A lição da história para o nosso assunto é simples, terrivelmente simples. O leitor lembrará que nalguns lugares da Antiguidade grega e latina era prática social aceita apresentarem-se os filhos recém-nascidos ao pai, que decidia sobre a continuação da vida deles. Mas, digo eu, anterior ao patriarcado social e político, à margem dele, depois dele, em todos os tempos e lugares, ontem como hoje, - sobrepõe-se a tudo o poder da mulher, que consegue dissimular a gravidez, auto-induzir-se o aborto, esconder ou confiar a outrem o filho que quer sobrevivente, ou matá-lo. ( Aliás, numa visão prospectiva, a superioridade do poder matriarcal sobre as contingências sociais do poder masculino, assume nos nossos dias de ensaio dos primeiros transplantes de úteros, com a tecnologia disponível, este cenário possível e não de todo implausível : pela clonagem reprodutiva as mulheres – e só as mulheres – podem ser... a raça única herdeira da Terra! ) Em suma, e com sumária simplicidade: o poder político é, radicalmente, o poder parental, e é um poder de vida e de morte. Mas, quanto ao poder parental , a senhoria originária da mulher parece que é parte superior à do homem. Este filho da mulher presume de facilmente emancipado de quem o pariu, mas que retoma a senhoria dele na doença e na velhice (é delas a administração e o trabalho nos “lares” para velhos) e, até, quando lhe dava às vezes uma morte “misericordiosa” (a das “abafadeiras”, como eram chamadas na tradição popular portuguesa). Entretanto, hipnotizado pelas miragens da estatura e da força físicas, o homem presume-se dominador da mulher ( mesmo do mundo!) e actor principal daqueles exibicionais torneios de poderio macaco a que chamam “política”... Já agora, vem a molde observar que parece estar aqui mesmo, na vácua vaidade de tais presunções, a raiz dos patentes embaraços que tiveram os poderes públicos (masculinos) em lidar com a questão do aborto, quando certas ideologias os obrigaram a confrontar a sério a questão. Quanto às mulheres mais e"emancipadas" das pressões sociais e controlos morais próprios do patriarcado político, essas não tiveram pejos de gritar publicamente o "direito" ao exercício da sua natural soberania num domínio exclusivo seu.

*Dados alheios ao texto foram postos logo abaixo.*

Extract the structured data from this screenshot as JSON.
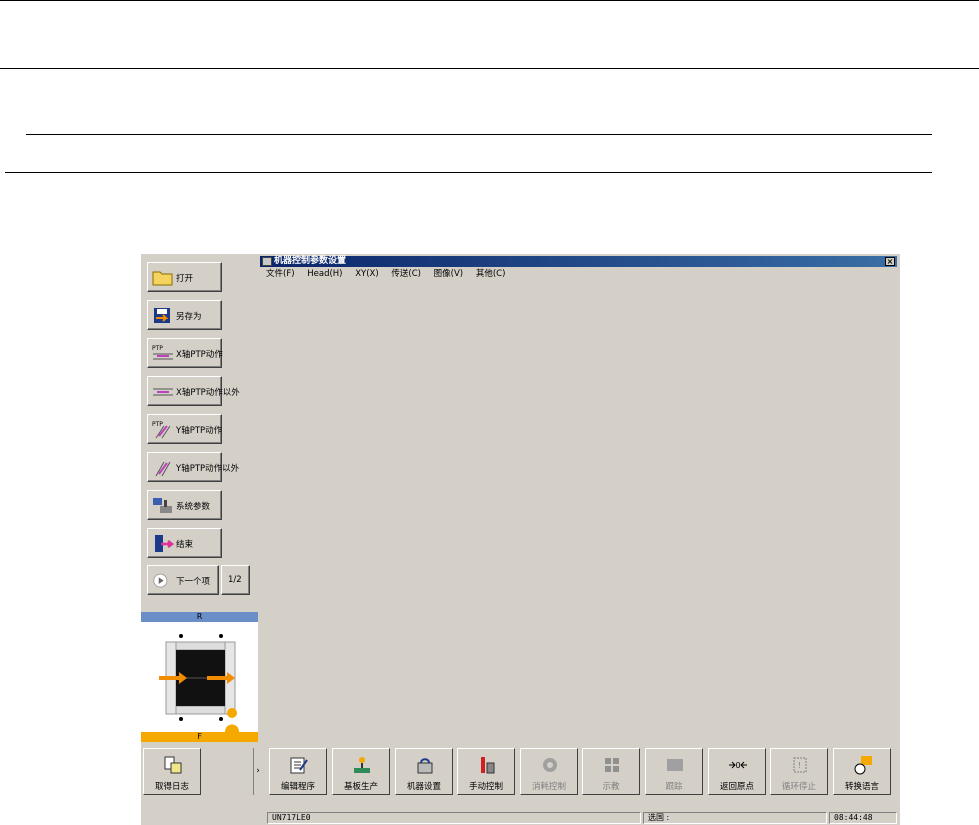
{
  "window": {
    "title": "机器控制参数设置",
    "menu": [
      "文件(F)",
      "Head(H)",
      "XY(X)",
      "传送(C)",
      "图像(V)",
      "其他(C)"
    ]
  },
  "sidebar": {
    "buttons": [
      {
        "label": "打开",
        "icon": "folder-icon"
      },
      {
        "label": "另存为",
        "icon": "save-as-icon"
      },
      {
        "label": "X轴PTP动作",
        "icon": "x-axis-ptp-icon"
      },
      {
        "label": "X轴PTP动作以外",
        "icon": "x-axis-other-icon"
      },
      {
        "label": "Y轴PTP动作",
        "icon": "y-axis-ptp-icon"
      },
      {
        "label": "Y轴PTP动作以外",
        "icon": "y-axis-other-icon"
      },
      {
        "label": "系统参数",
        "icon": "system-params-icon"
      },
      {
        "label": "结束",
        "icon": "exit-door-icon"
      }
    ],
    "next_label": "下一个项",
    "page_indicator": "1/2"
  },
  "diagram": {
    "top_label": "R",
    "bottom_label": "F"
  },
  "log_button": {
    "label": "取得日志"
  },
  "toolbar": {
    "buttons": [
      {
        "label": "编辑程序",
        "enabled": true
      },
      {
        "label": "基板生产",
        "enabled": true
      },
      {
        "label": "机器设置",
        "enabled": true
      },
      {
        "label": "手动控制",
        "enabled": true
      },
      {
        "label": "消耗控制",
        "enabled": false
      },
      {
        "label": "示教",
        "enabled": false
      },
      {
        "label": "跟踪",
        "enabled": false
      },
      {
        "label": "返回原点",
        "enabled": true
      },
      {
        "label": "循环停止",
        "enabled": false
      },
      {
        "label": "转换语言",
        "enabled": true
      }
    ]
  },
  "statusbar": {
    "machine_id": "UN717LE0",
    "selection_label": "选国 :",
    "time": "08:44:48"
  }
}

Eis o “argumento” feminista, que poderíamos designar bem como um argumento... filho da mãe, lembrando que até a biologia nos mostra a sobreminência da mulher: de facto, pelos cromossomas mitocondriais da célula ovular fecundada, herdamos mais genes da nossa mãe, somos todos mais filhos da mãe que do pai... E a tal ponto pode ir a origem natural do poder político, enquanto poder social radicado na casa familiar de que a mulher é “dona”.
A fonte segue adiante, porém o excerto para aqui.